Nasza Loteria NaM - pasek na kartach artykułów

Zabójstwo taksówkarza: jak policja trafiła na ślad sprawców?

Lilia Łada
Lilia Łada
- Od wielu lat nie mieliśmy w Poznaniu podobnej sprawy - powiedział A. Borowiak, rzecznik prasowy wielkopolskiej policji, o zabójstwie poznańskiego taksówkarza.

51-letni taksówkarz pan Henryk, właściciel srebrnego mercedesa klasy C, zaginął 10 listopada.
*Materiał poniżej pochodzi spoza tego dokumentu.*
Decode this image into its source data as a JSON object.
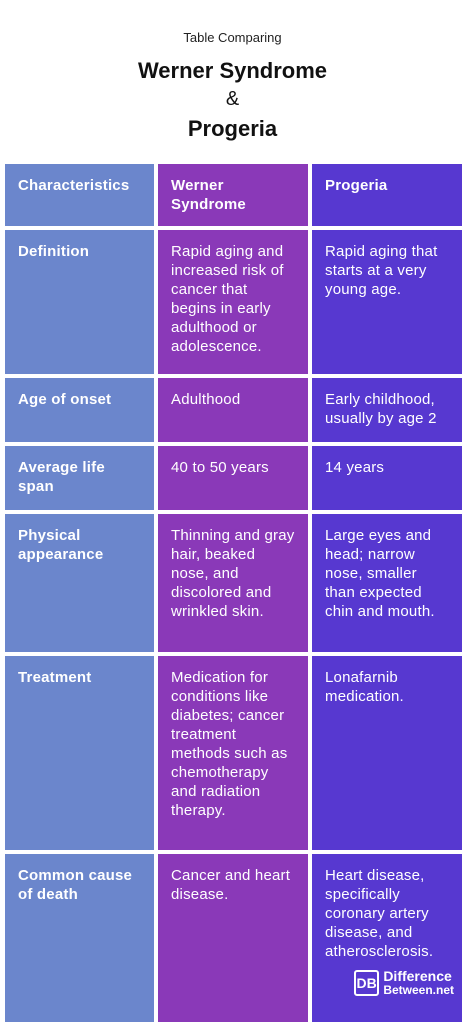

Dzień później, około godziny 18 jego zaginięcie w komisariacie Poznań-Jeżyce zgłosiła żona mówiąc, że mąż dzień wcześniej wyjechał do pracy i nie wrócił. Policja natychmiast wszczęła poszukiwania zaginionego. Na własną rękę kolegi szukali też poznańscy taksówkarze.
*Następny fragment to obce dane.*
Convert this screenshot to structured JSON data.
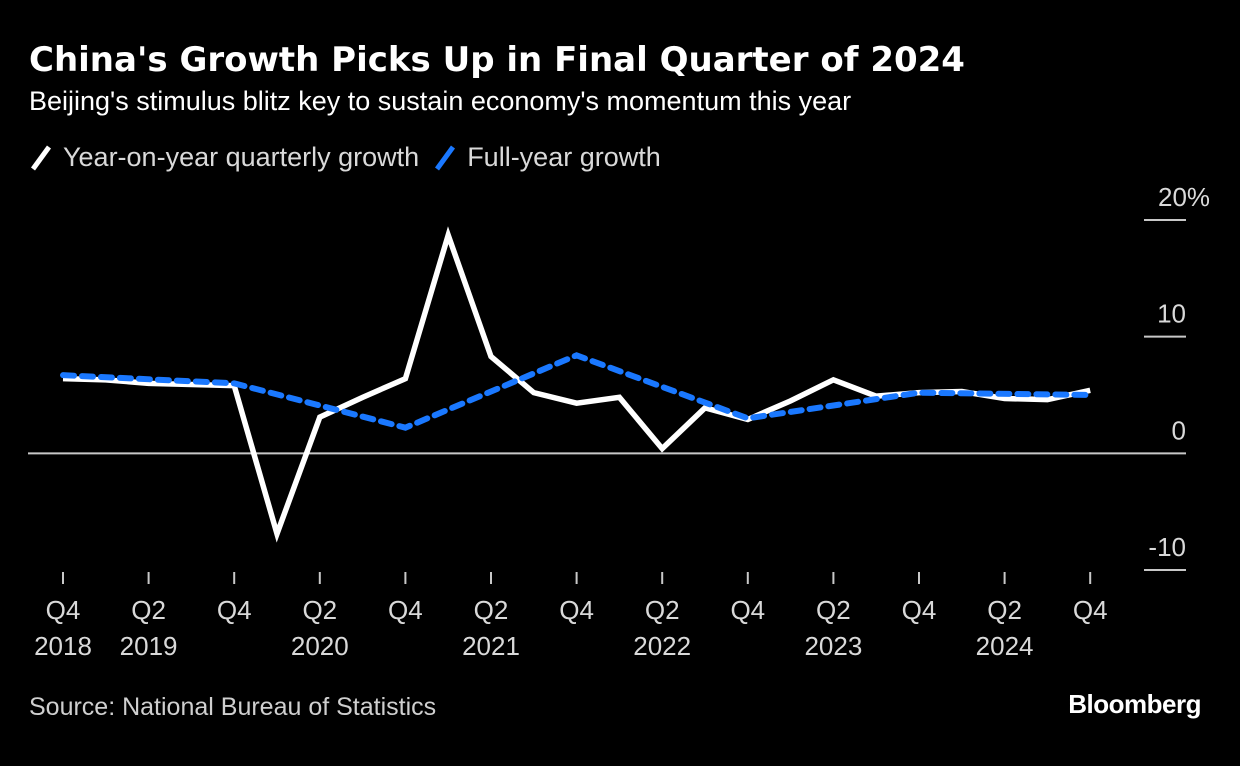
{
  "header": {
    "title": "China's Growth Picks Up in Final Quarter of 2024",
    "subtitle": "Beijing's stimulus blitz key to sustain economy's momentum this year"
  },
  "legend": [
    {
      "label": "Year-on-year quarterly growth",
      "color": "#ffffff",
      "icon": "slash-white-icon"
    },
    {
      "label": "Full-year growth",
      "color": "#1a78ff",
      "icon": "slash-blue-icon"
    }
  ],
  "footer": {
    "source": "Source: National Bureau of Statistics",
    "brand": "Bloomberg"
  },
  "chart_data": {
    "type": "line",
    "title": "China's Growth Picks Up in Final Quarter of 2024",
    "subtitle": "Beijing's stimulus blitz key to sustain economy's momentum this year",
    "xlabel": "",
    "ylabel": "",
    "ylim": [
      -10,
      20
    ],
    "yticks": [
      {
        "value": 20,
        "label": "20%"
      },
      {
        "value": 10,
        "label": "10"
      },
      {
        "value": 0,
        "label": "0"
      },
      {
        "value": -10,
        "label": "-10"
      }
    ],
    "x": [
      "2018Q4",
      "2019Q1",
      "2019Q2",
      "2019Q3",
      "2019Q4",
      "2020Q1",
      "2020Q2",
      "2020Q3",
      "2020Q4",
      "2021Q1",
      "2021Q2",
      "2021Q3",
      "2021Q4",
      "2022Q1",
      "2022Q2",
      "2022Q3",
      "2022Q4",
      "2023Q1",
      "2023Q2",
      "2023Q3",
      "2023Q4",
      "2024Q1",
      "2024Q2",
      "2024Q3",
      "2024Q4"
    ],
    "xticks": [
      {
        "index": 0,
        "q": "Q4",
        "year": "2018"
      },
      {
        "index": 2,
        "q": "Q2",
        "year": "2019"
      },
      {
        "index": 4,
        "q": "Q4",
        "year": ""
      },
      {
        "index": 6,
        "q": "Q2",
        "year": "2020"
      },
      {
        "index": 8,
        "q": "Q4",
        "year": ""
      },
      {
        "index": 10,
        "q": "Q2",
        "year": "2021"
      },
      {
        "index": 12,
        "q": "Q4",
        "year": ""
      },
      {
        "index": 14,
        "q": "Q2",
        "year": "2022"
      },
      {
        "index": 16,
        "q": "Q4",
        "year": ""
      },
      {
        "index": 18,
        "q": "Q2",
        "year": "2023"
      },
      {
        "index": 20,
        "q": "Q4",
        "year": ""
      },
      {
        "index": 22,
        "q": "Q2",
        "year": "2024"
      },
      {
        "index": 24,
        "q": "Q4",
        "year": ""
      }
    ],
    "series": [
      {
        "name": "Year-on-year quarterly growth",
        "color": "#ffffff",
        "style": "solid",
        "indices": [
          0,
          1,
          2,
          3,
          4,
          5,
          6,
          7,
          8,
          9,
          10,
          11,
          12,
          13,
          14,
          15,
          16,
          17,
          18,
          19,
          20,
          21,
          22,
          23,
          24
        ],
        "values": [
          6.4,
          6.3,
          6.0,
          5.9,
          5.8,
          -6.9,
          3.1,
          4.8,
          6.4,
          18.7,
          8.3,
          5.2,
          4.3,
          4.8,
          0.4,
          3.9,
          2.9,
          4.5,
          6.3,
          4.9,
          5.2,
          5.3,
          4.7,
          4.6,
          5.4
        ]
      },
      {
        "name": "Full-year growth",
        "color": "#1a78ff",
        "style": "dashed",
        "indices": [
          0,
          4,
          8,
          12,
          16,
          20,
          24
        ],
        "values": [
          6.7,
          6.0,
          2.2,
          8.4,
          3.0,
          5.2,
          5.0
        ]
      }
    ],
    "grid": true,
    "legend_position": "top-left"
  }
}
- Bardzo szybko ustaliliśmy, że pan Henryk 10 listopada był na postoju przy ulicy Murawa - relacjonuje Andrzej Borowiak. - Około godziny 23 zgłosił kurs do Koziegłów, prawdopodobnie więc taki kurs zamówił jakiś klient.

Tu jednak ślad się urywał. Kto był tym klientem pana Henryka? Co stało się z samochodem i jego właścicielem? Policjanci przez cały piątek prowadzili poszukiwania nawet z użyciem śmigłowca przeczesując z powietrza okoliczne lasy, których jest sporo w tym rejonie - ale nawet wtedy nie trafili na żaden ślad. Więcej nadziei dały przesłuchania świadków.
- Jeden z nich powiedział, że do taksówki pana Henryka wsiadło dwóch mężczyzn - mówi Andrzej Borowiak.
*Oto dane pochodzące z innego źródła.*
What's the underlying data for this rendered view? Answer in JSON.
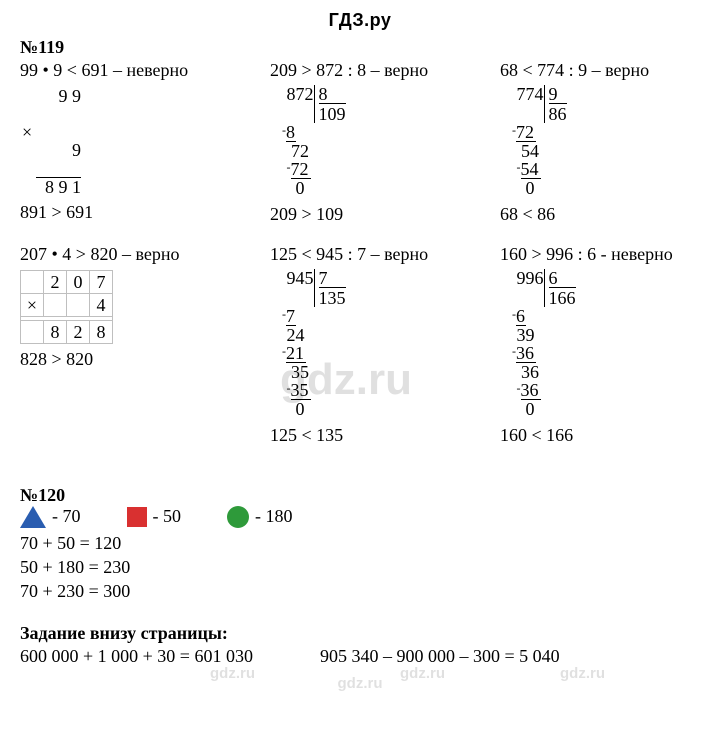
{
  "header": "ГДЗ.ру",
  "watermarks": {
    "big": "gdz.ru",
    "small": "gdz.ru"
  },
  "p119": {
    "title": "№119",
    "r1c1": {
      "stmt": "99 • 9 < 691 – неверно",
      "mult": {
        "a": "9 9",
        "b": "9",
        "res": "8 9 1",
        "sign": "×"
      },
      "concl": "891 > 691"
    },
    "r1c2": {
      "stmt": "209 > 872 : 8 – верно",
      "div": {
        "dividend": "872",
        "divisor": "8",
        "quot": "109",
        "steps": [
          {
            "minus": "8",
            "pad": "",
            "underW": 1
          },
          {
            "bring": "72",
            "pad": " "
          },
          {
            "minus": "72",
            "pad": " ",
            "underW": 2
          },
          {
            "rem": "0",
            "pad": "  "
          }
        ]
      },
      "concl": "209 > 109"
    },
    "r1c3": {
      "stmt": "68 < 774 : 9 – верно",
      "div": {
        "dividend": "774",
        "divisor": "9",
        "quot": "86",
        "steps": [
          {
            "minus": "72",
            "pad": "",
            "underW": 2
          },
          {
            "bring": "54",
            "pad": " "
          },
          {
            "minus": "54",
            "pad": " ",
            "underW": 2
          },
          {
            "rem": "0",
            "pad": "  "
          }
        ]
      },
      "concl": "68 < 86"
    },
    "r2c1": {
      "stmt": "207 • 4 > 820 – верно",
      "mult_table": {
        "a": [
          "2",
          "0",
          "7"
        ],
        "b": [
          "",
          "",
          "4"
        ],
        "res": [
          "8",
          "2",
          "8"
        ],
        "sign": "×"
      },
      "concl": "828 > 820"
    },
    "r2c2": {
      "stmt": "125 < 945 : 7 – верно",
      "div": {
        "dividend": "945",
        "divisor": "7",
        "quot": "135",
        "steps": [
          {
            "minus": "7",
            "pad": "",
            "underW": 1
          },
          {
            "bring": "24",
            "pad": ""
          },
          {
            "minus": "21",
            "pad": "",
            "underW": 2
          },
          {
            "bring": "35",
            "pad": " "
          },
          {
            "minus": "35",
            "pad": " ",
            "underW": 2
          },
          {
            "rem": "0",
            "pad": "  "
          }
        ]
      },
      "concl": "125 < 135"
    },
    "r2c3": {
      "stmt": "160 > 996 : 6 - неверно",
      "div": {
        "dividend": "996",
        "divisor": "6",
        "quot": "166",
        "steps": [
          {
            "minus": "6",
            "pad": "",
            "underW": 1
          },
          {
            "bring": "39",
            "pad": ""
          },
          {
            "minus": "36",
            "pad": "",
            "underW": 2
          },
          {
            "bring": "36",
            "pad": " "
          },
          {
            "minus": "36",
            "pad": " ",
            "underW": 2
          },
          {
            "rem": "0",
            "pad": "  "
          }
        ]
      },
      "concl": "160 < 166"
    }
  },
  "p120": {
    "title": "№120",
    "shapes": [
      {
        "type": "triangle",
        "color": "#2a5db0",
        "label": "- 70"
      },
      {
        "type": "square",
        "color": "#d93030",
        "label": "- 50"
      },
      {
        "type": "circle",
        "color": "#2e9a3a",
        "label": "- 180"
      }
    ],
    "eqs": [
      "70 + 50 = 120",
      "50 + 180 = 230",
      "70 + 230 = 300"
    ]
  },
  "bottom": {
    "title": "Задание внизу страницы:",
    "eq1": "600 000 + 1 000 + 30 = 601 030",
    "eq2": "905 340 – 900 000 – 300 = 5 040"
  }
}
Przełom w poszukiwaniach nastąpił w sobotę 13 listopada. Patrolowi policyjnemu w Koziegłowach udało się odnaleźć zaginioną taksówkę. Samochód stał na małym osiedlowym parkingu przy ul. Piłsudskiego w Koziegłowach. Niczym nie wyróżniał się spośród innych stojących tam samochodów.
- Trudność tu była taka, że samochód miał zmienione tablice rejestracyjne i brak oznaczeń taksówki - wyjaśnia rzecznik.- Ale po sprawdzeniu auta mieliśmy już pewność, że to jest ten samochód.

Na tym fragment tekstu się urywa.